La reconnaissance de l’État de Palestine par la France portée par cette excellente coopération avec nos partenaires d’Arabie saoudite ouvre un nouveau chapitre.
Il nous appartient désormais de transformer cet élan politique en appui concret aux institutions palestiniennes, afin qu’elles deviennent solides, légitimes et durables.
Dans cet esprit, je proposerai au bureau de l’APF d’examiner une initiative que je souhaite porter, visant à mobiliser la famille parlementaire francophone pour accompagner la reconstruction institutionnelle et démocratique palestinienne.
Cette proposition, inspirée par l’annonce du président Mahmoud Abbas d’organiser des élections en 2026, s’inscrirait pleinement dans les missions de coopération de l’APF.
Elle pourrait comprendre plusieurs volets :
• la formation des parlementaires et des fonctionnaires parlementaires ;
• le partage d’expertise en matière de gouvernance, de légistique et de transparence institutionnelle ;
• et l’appui à l’organisation d’élections libres, inclusives et pluralistes.
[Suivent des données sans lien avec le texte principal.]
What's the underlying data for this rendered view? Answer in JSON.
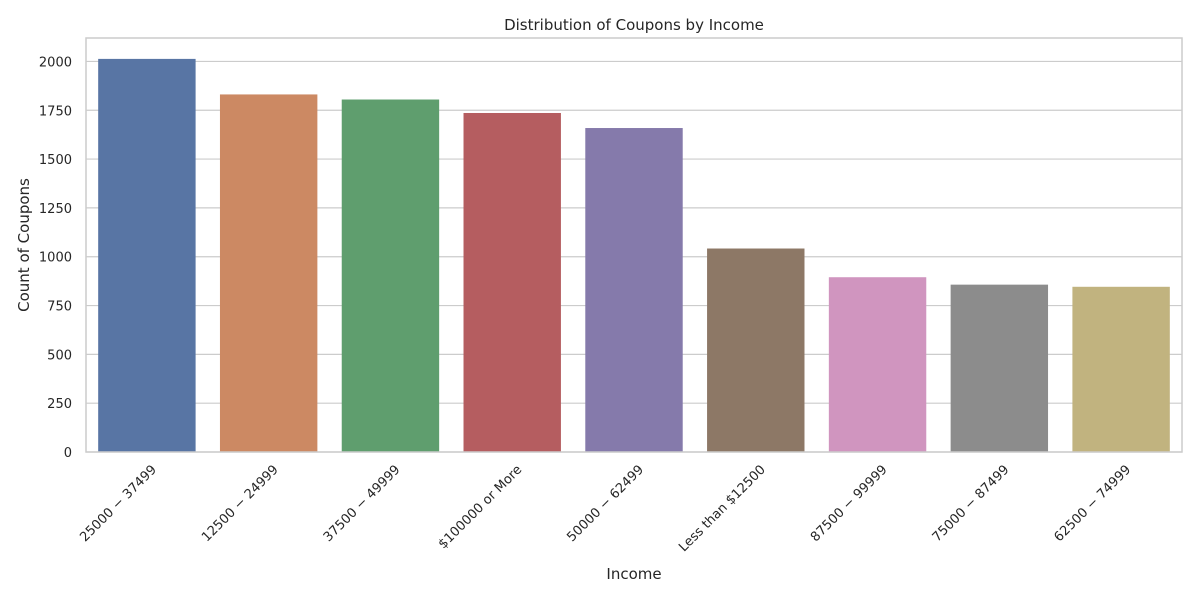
{
  "chart_data": {
    "type": "bar",
    "title": "Distribution of Coupons by Income",
    "xlabel": "Income",
    "ylabel": "Count of Coupons",
    "ylim": [
      0,
      2120
    ],
    "yticks": [
      0,
      250,
      500,
      750,
      1000,
      1250,
      1500,
      1750,
      2000
    ],
    "grid": "horizontal",
    "categories": [
      "$25000 - $37499",
      "$12500 - $24999",
      "$37500 - $49999",
      "$100000 or More",
      "$50000 - $62499",
      "Less than $12500",
      "$87500 - $99999",
      "$75000 - $87499",
      "$62500 - $74999"
    ],
    "category_labels": [
      "25000 − 37499",
      "12500 − 24999",
      "37500 − 49999",
      "$100000 or More",
      "50000 − 62499",
      "Less than $12500",
      "87500 − 99999",
      "75000 − 87499",
      "62500 − 74999"
    ],
    "values": [
      2013,
      1831,
      1805,
      1736,
      1659,
      1042,
      895,
      857,
      846
    ],
    "colors": [
      "#5875a4",
      "#cc8963",
      "#5f9e6e",
      "#b55d60",
      "#857aab",
      "#8d7866",
      "#d095bf",
      "#8c8c8c",
      "#c1b37f"
    ]
  }
}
J’ai déjà eu l’occasion d’évoquer ces orientations avec l’ambassadrice de Palestine en France, Hala Abou-Hassira, qui a salué cette perspective et souligné combien de telles compétences répondent aux besoins immédiats de structuration et de professionnalisation des institutions palestiniennes.
Par ailleurs, j’ai échangé avec l’ambassadeur de la Ligue arabe à Paris, qui m’a fait part de son intérêt pour le plan arabe de reconstruction et son mécanisme de financement solidaire pour «le jour d’après.»
Il nous a également assurés de son plein soutien aux démarches de coopération parlementaire francophone et à la volonté de partager cette expertise dans les domaines de la gouvernance et de la consolidation démocratique.